Anatomical characteristics of aortic valve diseases: Implications for transcatheter aortic valve replacement
Background
The etiology of aortic stenosis (AS) significantly impacts transcatheter heart valve (THV) implantation, with rheumatic etiology posing challenges. The concept of valve anchoring during transcatheter aortic valve replacement (TAVR) for patients with aortic regurgitation (AR) remains unclear.
Objective
This study aims to investigate the clinical and CT anatomical characteristics of various aortic valve diseases.
Methods
A retrospective analysis was conducted on consecutive patients who underwent CT for severe aortic diseases between April 2019 and February 2023. CT analysis was performed in eight anatomical landmarks: left ventricular outflow tract (LVOT), aortic annulus, sinus of Valsalva (SOV), sinotubular junction (STJ), ascending aorta (AAO), coronary height, aortic angle, and aortic valve calcification volume.
Results
121 patients with severe aortic valve disease were included, divided into AS (71 cases, 59%) and AR (50 cases, 41%) groups. In patients with AR, the absolute diameters of the annulus, LVOT, SOV, STJ, and AAO, as well as the heights of SOV and STJ and the cardiac angle, are larger than those in patients with AS (all P < 0.05).
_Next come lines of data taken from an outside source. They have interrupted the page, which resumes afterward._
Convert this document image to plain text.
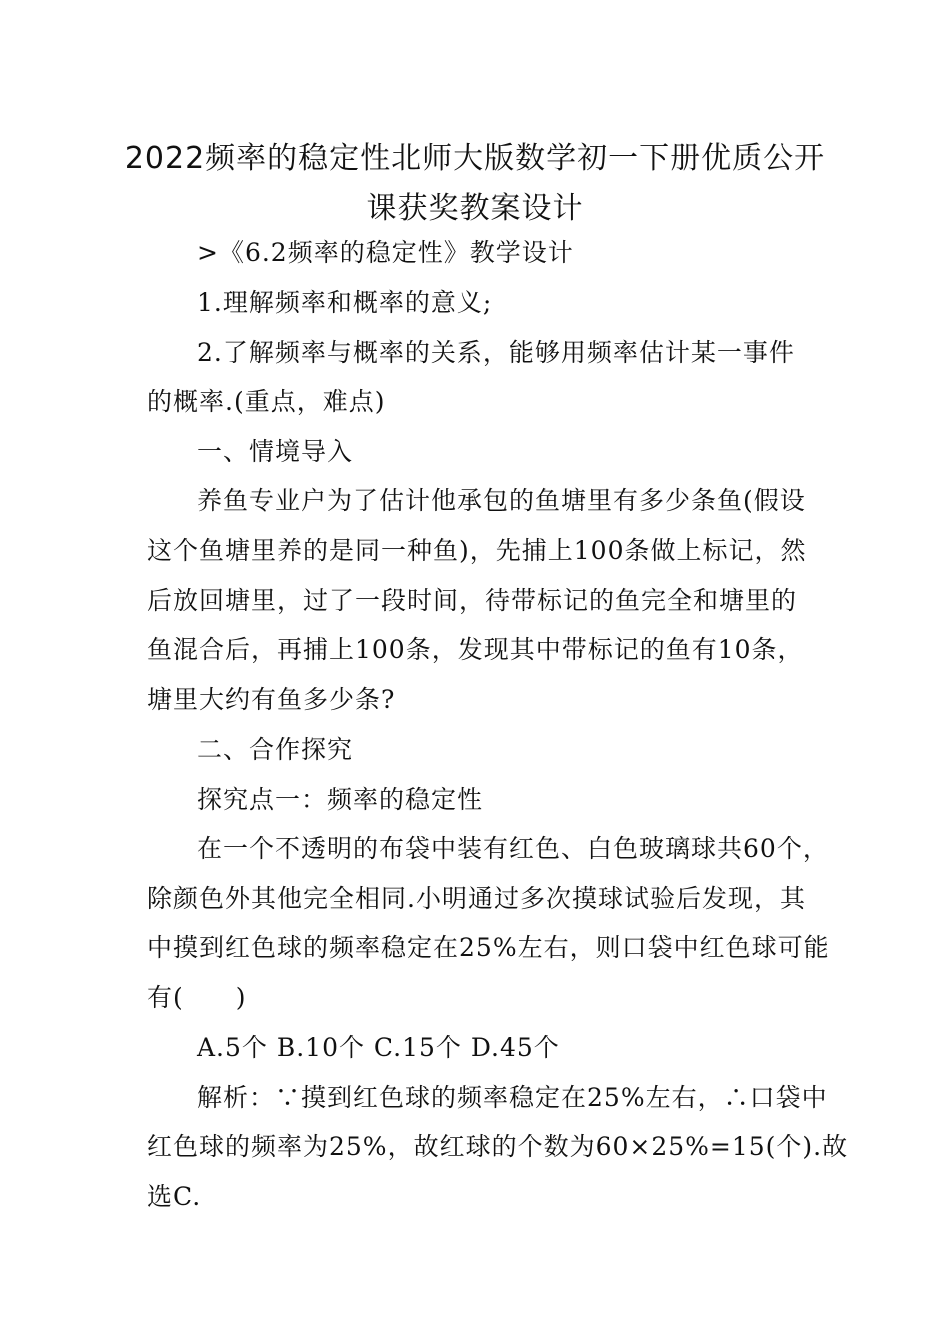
2022频率的稳定性北师大版数学初一下册优质公开
课获奖教案设计
>《6.2频率的稳定性》教学设计
1.理解频率和概率的意义;
2.了解频率与概率的关系，能够用频率估计某一事件
的概率.(重点，难点)
一、情境导入
养鱼专业户为了估计他承包的鱼塘里有多少条鱼(假设
这个鱼塘里养的是同一种鱼)，先捕上100条做上标记，然
后放回塘里，过了一段时间，待带标记的鱼完全和塘里的
鱼混合后，再捕上100条，发现其中带标记的鱼有10条，
塘里大约有鱼多少条?
二、合作探究
探究点一：频率的稳定性
在一个不透明的布袋中装有红色、白色玻璃球共60个，
除颜色外其他完全相同.小明通过多次摸球试验后发现，其
中摸到红色球的频率稳定在25%左右，则口袋中红色球可能
有(　　)
A.5个 B.10个 C.15个 D.45个
解析：∵摸到红色球的频率稳定在25%左右，∴口袋中
红色球的频率为25%，故红球的个数为60×25%=15(个).故
选C.
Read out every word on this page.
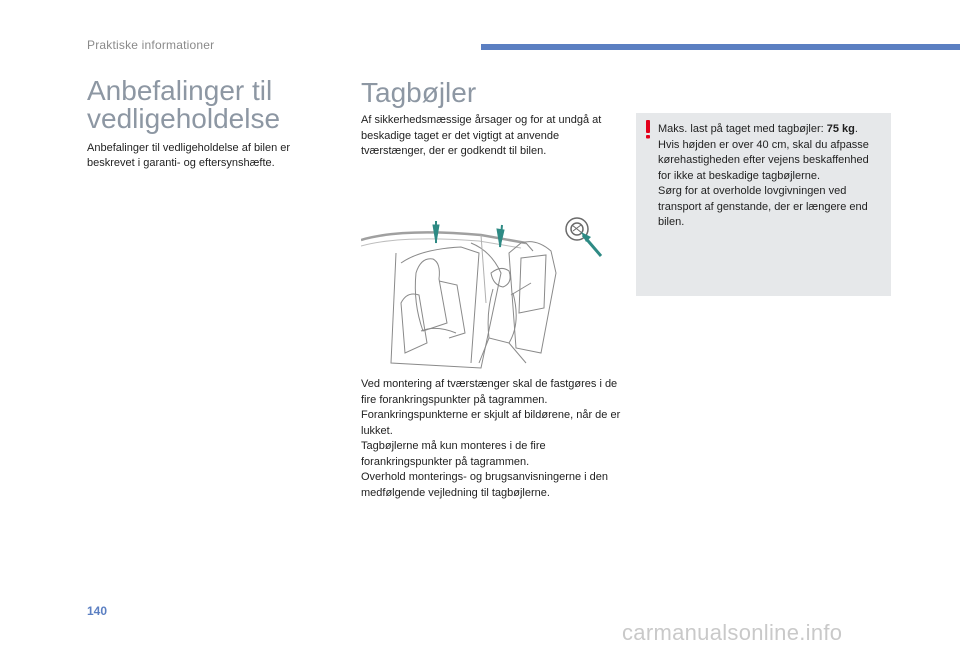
Praktiske informationer
Anbefalinger til
vedligeholdelse
Anbefalinger til vedligeholdelse af bilen er beskrevet i garanti- og eftersynshæfte.
Tagbøjler
Af sikkerhedsmæssige årsager og for at undgå at beskadige taget er det vigtigt at anvende tværstænger, der er godkendt til bilen.
Ved montering af tværstænger skal de fastgøres i de fire forankringspunkter på tagrammen. Forankringspunkterne er skjult af bildørene, når de er lukket.
Tagbøjlerne må kun monteres i de fire forankringspunkter på tagrammen.
Overhold monterings- og brugsanvisningerne i den medfølgende vejledning til tagbøjlerne.
Maks. last på taget med tagbøjler: 75 kg.
Hvis højden er over 40 cm, skal du afpasse kørehastigheden efter vejens beskaffenhed for ikke at beskadige tagbøjlerne.
Sørg for at overholde lovgivningen ved transport af genstande, der er længere end bilen.
140
carmanualsonline.info
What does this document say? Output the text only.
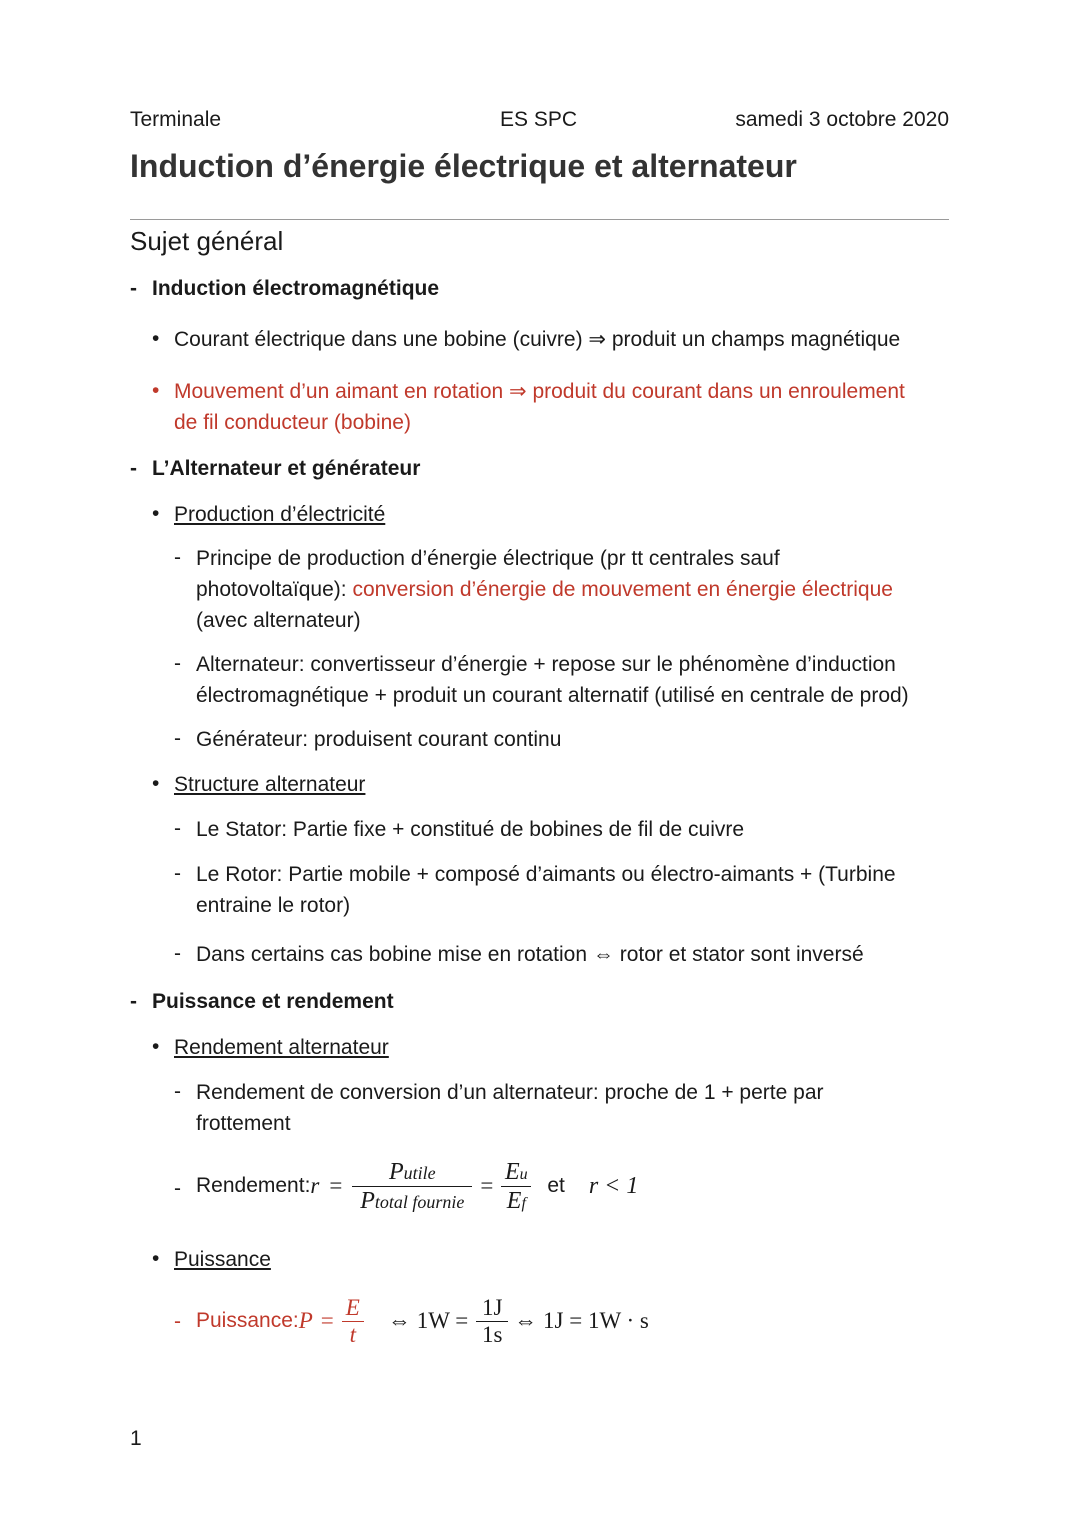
Terminale	ES SPC	samedi 3 octobre 2020
Induction d’énergie électrique et alternateur
Sujet général
- Induction électromagnétique
• Courant électrique dans une bobine (cuivre) ⇒ produit un champs magnétique
• Mouvement d’un aimant en rotation ⇒ produit du courant dans un enroulement
de fil conducteur (bobine)
- L’Alternateur et générateur
• Production d’électricité
- Principe de production d’énergie électrique (pr tt centrales sauf
photovoltaïque): conversion d’énergie de mouvement en énergie électrique
(avec alternateur)
- Alternateur: convertisseur d’énergie + repose sur le phénomène d’induction
électromagnétique + produit un courant alternatif (utilisé en centrale de prod)
- Générateur: produisent courant continu
• Structure alternateur
- Le Stator: Partie fixe + constitué de bobines de fil de cuivre
- Le Rotor: Partie mobile + composé d’aimants ou électro-aimants + (Turbine
entraine le rotor)
- Dans certains cas bobine mise en rotation ⇔ rotor et stator sont inversé
- Puissance et rendement
• Rendement alternateur
- Rendement de conversion d’un alternateur: proche de 1 + perte par
frottement
- Rendement: $r = \frac{\text{Putile}}{\text{Ptotal fournie}} = \frac{Eu}{Ef}$ et r < 1
• Puissance
- Puissance: $P = \frac{E}{t}$ ⇔ $1W = \frac{1J}{1s}$ ⇔ 1J = 1W · s
1
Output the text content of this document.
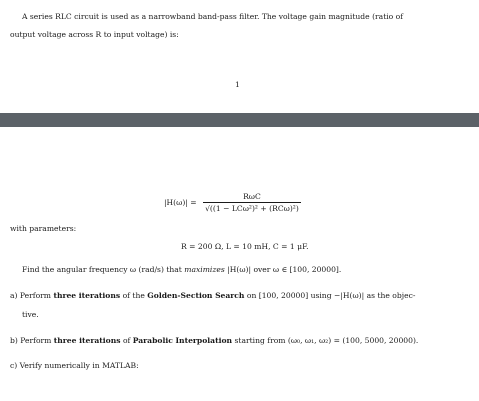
A series RLC circuit is used as a narrowband band-pass filter. The voltage gain magnitude (ratio of
output voltage across R to input voltage) is:
1
$|H(\omega)| = \frac{\text{RωC}}{\text{√((1 − LCω²)² + (RCω)²)}}$
with parameters:
R = 200 Ω, L = 10 mH, C = 1 μF.
Find the angular frequency ω (rad/s) that maximizes |H(ω)| over ω ∈ [100, 20000].
a) Perform three iterations of the Golden-Section Search on [100, 20000] using −|H(ω)| as the objec-
tive.
b) Perform three iterations of Parabolic Interpolation starting from (ω₀, ω₁, ω₂) = (100, 5000, 20000).
c) Verify numerically in MATLAB:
In normalized aortic root dimensions, the AR group had a higher SOV and STJ diameter-to-annulus ratio than the AS group (STJ-SOV-annulus: 1.51–1.44–1.00 vs 1.33–1.28–1.00). The bicuspid and rheumatic AS groups had smaller sinuses (STJ-SOV-annulus:1.27–1.35–1.00, 1.17–1.30–1.00, respectively), necessitating the downsizing of the THV. For 74% of AR patients, the sinotubular junction could not be used as a second anchoring zone, and anchoring relied primarily on the annulus.
Conclusions
Patients with rheumatic etiology require smaller valves, and anchoring in AR patients depends on the valve annulus. These structural characteristics will influence TAVR selection.